During his Senate confirmation hearing last week to be the next director of national intelligence, Texas Republican Rep. John Ratcliffe emphasized China is this country’s “greatest threat actor,” a status only confirmed by rising acrimony over Beijing’s handling of the coronavirus pandemic. But though tensions are rising in the South China Sea, where U.S. Navy missions challenge China’s unsubstantiated claims of hegemony over the region, an actual war between the two powers appears unlikely.

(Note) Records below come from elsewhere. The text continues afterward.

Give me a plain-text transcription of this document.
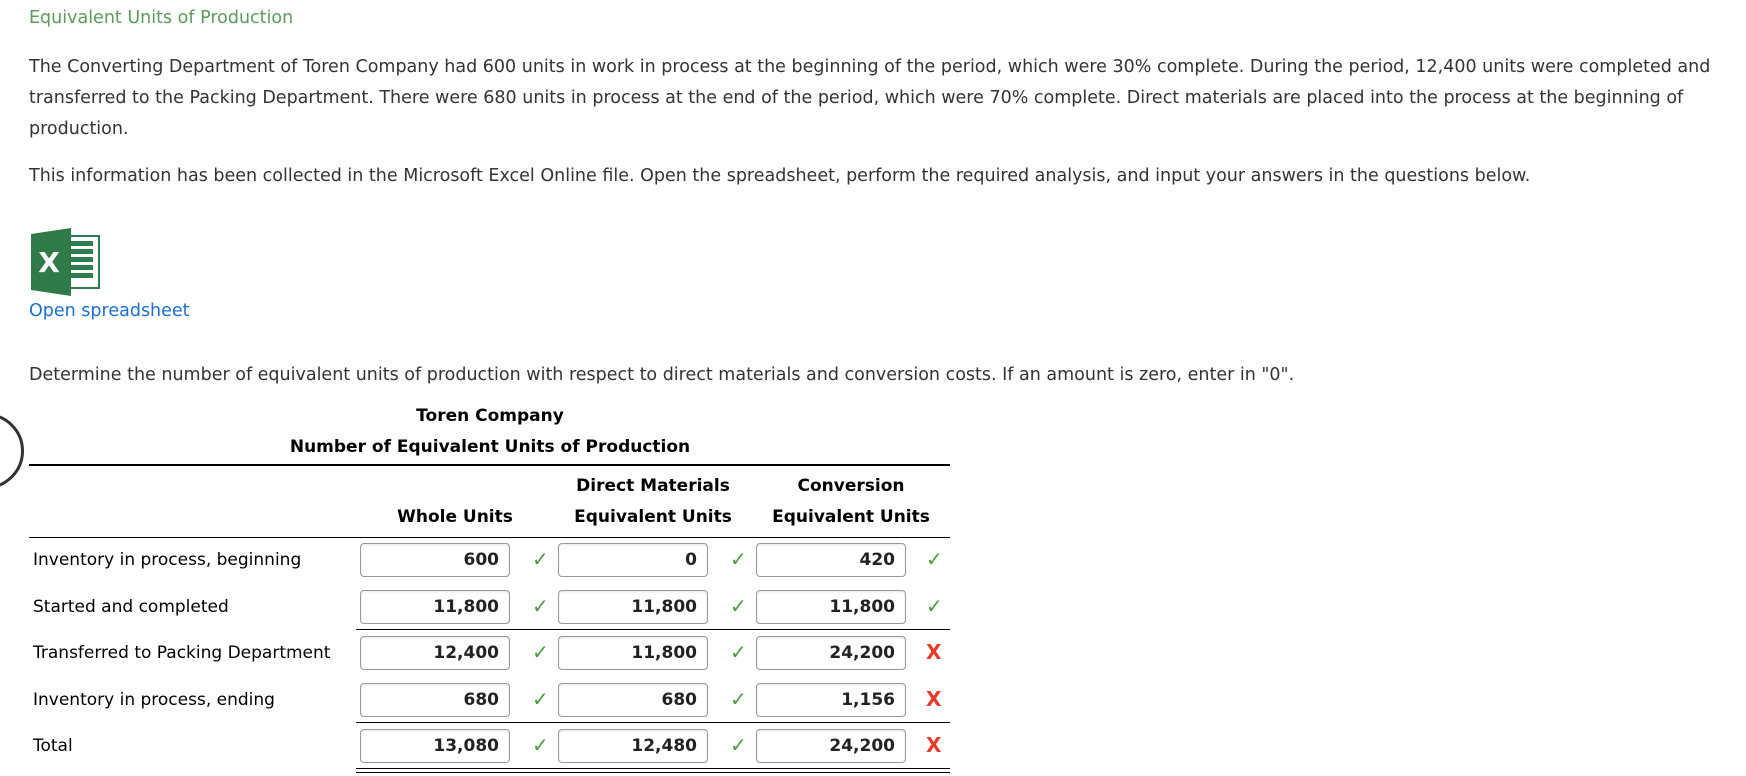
Equivalent Units of Production
The Converting Department of Toren Company had 600 units in work in process at the beginning of the period, which were 30% complete. During the period, 12,400 units were completed and transferred to the Packing Department. There were 680 units in process at the end of the period, which were 70% complete. Direct materials are placed into the process at the beginning of production.
This information has been collected in the Microsoft Excel Online file. Open the spreadsheet, perform the required analysis, and input your answers in the questions below.
X
Open spreadsheet
Determine the number of equivalent units of production with respect to direct materials and conversion costs. If an amount is zero, enter in "0".
Toren Company
Number of Equivalent Units of Production
Whole Units
Direct Materials
Equivalent Units
Conversion
Equivalent Units
Inventory in process, beginning	600	✓	0	✓	420	✓
Started and completed	11,800	✓	11,800	✓	11,800	✓
Transferred to Packing Department	12,400	✓	11,800	✓	24,200	X
Inventory in process, ending	680	✓	680	✓	1,156	X
Total	13,080	✓	12,480	✓	24,200	X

But are the United States and China on a path to a new Cold War?
In an era of geopolitical competition, the West — the U.S.-led countries of the transatlantic alliance and their East Asian allies — lacks a strategy for dealing with its most formidable competitor: the People’s Republic of China (henceforth China). But the Chinese Communist Party (CCP) has a strategy for dealing with the West. It involves a long-term goal of “national rejuvenation”1 — making China the world’s most powerful country by 2050 — implemented with decisive leadership; a clear-eyed appreciation of Western diplomatic, economic, political, and social weaknesses; and effective means of exploiting them. These tactics, best characterized as “sharp power,”2 include censorship and manipulation of the information system, cyber operations, divide-and-rule diplomacy, leverage of trade and investment, and propaganda, plus military bluff and intimidation.